Há quem despreze o valor dos debates eleitorais, por demasiado curtos, e há quem considere absurdo que os comentadores pós-debate tenham mais tempo de antena que os líderes partidários. Percebo os pontos de vista, mas, tendo assistido a quase todas as refregas, acho que vale a pena o exercício. O pouco tempo disponível para expor ideias e terçar argumentos é mais do que suficiente para apreciar atitudes, expressões corporais e reacções emocionais, e, com base na sua leitura, intuir da sinceridade, convicção, sentido de responsabilidade e capacidade de liderança dos personagens. Quanto aos comentadores, quando são perspicazes e competentes, permitem-nos confrontar as nossas impressões e reapreciá-las; quando são, voluntária ou involuntariamente, tendenciosos ou, simplesmente, incompetentes, há que estudá-los como curiosidades exóticas, mesmo que sejam do mais vulgar, ou insultá-los, embora comedidamente, poupando-nos ao estresse.

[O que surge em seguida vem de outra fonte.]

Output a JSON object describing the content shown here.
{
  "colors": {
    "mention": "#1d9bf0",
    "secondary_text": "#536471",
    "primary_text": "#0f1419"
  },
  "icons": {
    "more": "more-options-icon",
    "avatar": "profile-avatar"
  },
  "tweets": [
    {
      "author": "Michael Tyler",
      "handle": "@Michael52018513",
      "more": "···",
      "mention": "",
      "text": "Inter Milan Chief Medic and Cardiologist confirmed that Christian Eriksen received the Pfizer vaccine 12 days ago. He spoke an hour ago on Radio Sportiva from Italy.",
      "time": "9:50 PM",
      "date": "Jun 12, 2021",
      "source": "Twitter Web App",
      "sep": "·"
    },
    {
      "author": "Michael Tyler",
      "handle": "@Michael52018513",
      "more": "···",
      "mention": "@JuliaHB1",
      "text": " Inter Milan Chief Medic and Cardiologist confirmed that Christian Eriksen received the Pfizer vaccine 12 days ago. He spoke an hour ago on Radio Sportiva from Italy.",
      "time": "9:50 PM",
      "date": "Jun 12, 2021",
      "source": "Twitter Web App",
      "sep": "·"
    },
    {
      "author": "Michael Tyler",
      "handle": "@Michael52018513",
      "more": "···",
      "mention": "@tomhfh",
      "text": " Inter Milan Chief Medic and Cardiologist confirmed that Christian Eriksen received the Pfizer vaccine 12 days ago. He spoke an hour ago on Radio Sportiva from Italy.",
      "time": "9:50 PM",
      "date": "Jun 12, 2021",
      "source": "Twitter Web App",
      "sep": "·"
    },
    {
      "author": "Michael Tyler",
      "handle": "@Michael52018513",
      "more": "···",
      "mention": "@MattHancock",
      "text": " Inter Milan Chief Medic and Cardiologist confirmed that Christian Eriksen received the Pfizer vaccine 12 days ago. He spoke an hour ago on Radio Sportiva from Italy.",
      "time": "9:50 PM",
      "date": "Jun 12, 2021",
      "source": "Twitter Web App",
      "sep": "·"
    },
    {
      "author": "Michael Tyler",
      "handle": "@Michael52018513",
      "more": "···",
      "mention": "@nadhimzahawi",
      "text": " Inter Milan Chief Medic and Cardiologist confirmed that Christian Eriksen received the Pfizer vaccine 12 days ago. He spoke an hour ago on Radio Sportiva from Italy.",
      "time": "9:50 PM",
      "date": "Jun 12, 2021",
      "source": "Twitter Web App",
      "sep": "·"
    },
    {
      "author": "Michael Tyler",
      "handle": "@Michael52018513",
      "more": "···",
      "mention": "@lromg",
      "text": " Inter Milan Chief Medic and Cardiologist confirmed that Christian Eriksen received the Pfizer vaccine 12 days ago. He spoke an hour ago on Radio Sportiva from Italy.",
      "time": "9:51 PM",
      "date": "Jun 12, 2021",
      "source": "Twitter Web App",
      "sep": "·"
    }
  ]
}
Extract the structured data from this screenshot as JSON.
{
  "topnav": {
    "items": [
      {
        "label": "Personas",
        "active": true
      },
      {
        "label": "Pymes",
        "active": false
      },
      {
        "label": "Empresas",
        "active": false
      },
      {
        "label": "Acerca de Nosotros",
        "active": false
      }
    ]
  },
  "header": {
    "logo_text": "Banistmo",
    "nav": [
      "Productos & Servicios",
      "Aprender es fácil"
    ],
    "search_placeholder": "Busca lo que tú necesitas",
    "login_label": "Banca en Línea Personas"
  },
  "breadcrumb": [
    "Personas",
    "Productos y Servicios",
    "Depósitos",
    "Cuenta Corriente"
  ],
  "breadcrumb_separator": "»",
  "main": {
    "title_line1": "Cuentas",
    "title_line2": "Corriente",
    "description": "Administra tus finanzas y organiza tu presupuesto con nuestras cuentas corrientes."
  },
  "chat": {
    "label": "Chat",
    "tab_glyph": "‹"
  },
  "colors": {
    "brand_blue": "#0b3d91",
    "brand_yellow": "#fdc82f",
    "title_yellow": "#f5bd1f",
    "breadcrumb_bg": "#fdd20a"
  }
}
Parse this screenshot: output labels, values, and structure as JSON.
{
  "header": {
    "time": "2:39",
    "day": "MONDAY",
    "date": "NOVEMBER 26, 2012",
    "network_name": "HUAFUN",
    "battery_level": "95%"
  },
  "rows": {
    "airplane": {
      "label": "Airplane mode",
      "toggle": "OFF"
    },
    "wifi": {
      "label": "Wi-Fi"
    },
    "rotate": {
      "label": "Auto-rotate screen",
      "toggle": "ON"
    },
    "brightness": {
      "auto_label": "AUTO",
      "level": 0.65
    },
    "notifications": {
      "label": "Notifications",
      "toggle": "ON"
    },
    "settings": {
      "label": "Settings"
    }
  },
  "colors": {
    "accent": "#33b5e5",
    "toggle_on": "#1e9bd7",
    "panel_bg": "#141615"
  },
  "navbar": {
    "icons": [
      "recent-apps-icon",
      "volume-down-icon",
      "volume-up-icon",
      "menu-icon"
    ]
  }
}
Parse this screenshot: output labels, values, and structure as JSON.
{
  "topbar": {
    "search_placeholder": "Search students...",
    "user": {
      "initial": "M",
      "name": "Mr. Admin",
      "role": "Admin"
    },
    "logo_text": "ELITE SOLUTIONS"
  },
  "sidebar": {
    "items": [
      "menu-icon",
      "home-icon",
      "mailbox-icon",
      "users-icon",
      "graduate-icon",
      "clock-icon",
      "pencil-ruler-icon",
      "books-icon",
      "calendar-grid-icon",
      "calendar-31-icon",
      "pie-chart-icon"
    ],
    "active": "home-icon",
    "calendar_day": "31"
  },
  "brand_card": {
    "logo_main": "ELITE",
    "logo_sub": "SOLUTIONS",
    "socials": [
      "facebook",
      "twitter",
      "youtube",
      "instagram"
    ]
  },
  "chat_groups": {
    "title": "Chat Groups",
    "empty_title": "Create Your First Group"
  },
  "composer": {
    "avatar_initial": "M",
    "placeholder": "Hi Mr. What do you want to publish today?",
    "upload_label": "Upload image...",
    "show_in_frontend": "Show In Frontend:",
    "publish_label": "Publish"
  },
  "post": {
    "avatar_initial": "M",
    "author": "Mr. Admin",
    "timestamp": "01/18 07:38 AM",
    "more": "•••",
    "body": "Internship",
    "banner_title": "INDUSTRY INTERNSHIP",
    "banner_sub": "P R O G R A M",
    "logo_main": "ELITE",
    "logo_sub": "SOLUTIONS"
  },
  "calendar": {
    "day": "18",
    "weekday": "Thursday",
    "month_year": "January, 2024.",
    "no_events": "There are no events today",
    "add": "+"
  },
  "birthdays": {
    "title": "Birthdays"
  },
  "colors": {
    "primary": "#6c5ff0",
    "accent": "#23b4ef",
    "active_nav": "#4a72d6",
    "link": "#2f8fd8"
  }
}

Termino, por hoje, com um exemplo flagrante de personagem exuberantemente tendenciosa. Uma tal Margarida Davim que, convidada pela CNN para comentar o debate entre Paulo Raimundo e Luís Montenegro, atribuiu um Bom ao primeiro e um Mau ao segundo, por se ter quedado pelo Porto e não ter tido a coragem de vir enfrentar o líder comunista, olhos nos olhos, nos estúdios da capital. Ora, Raimundo é, visivelmente, um erro de casting ou a expressão da vontade colectiva inconsciente de eutanasiar o moribundo PCP. Ele sim, merecia um Mau, mas não por ficar em Lisboa, em vez de enfrentar Montenegro no Porto. Também Margarida Davim, a comentadeira, merecia um Mau, mas não por ser mulher. Desengane-se Inês Sousa Real.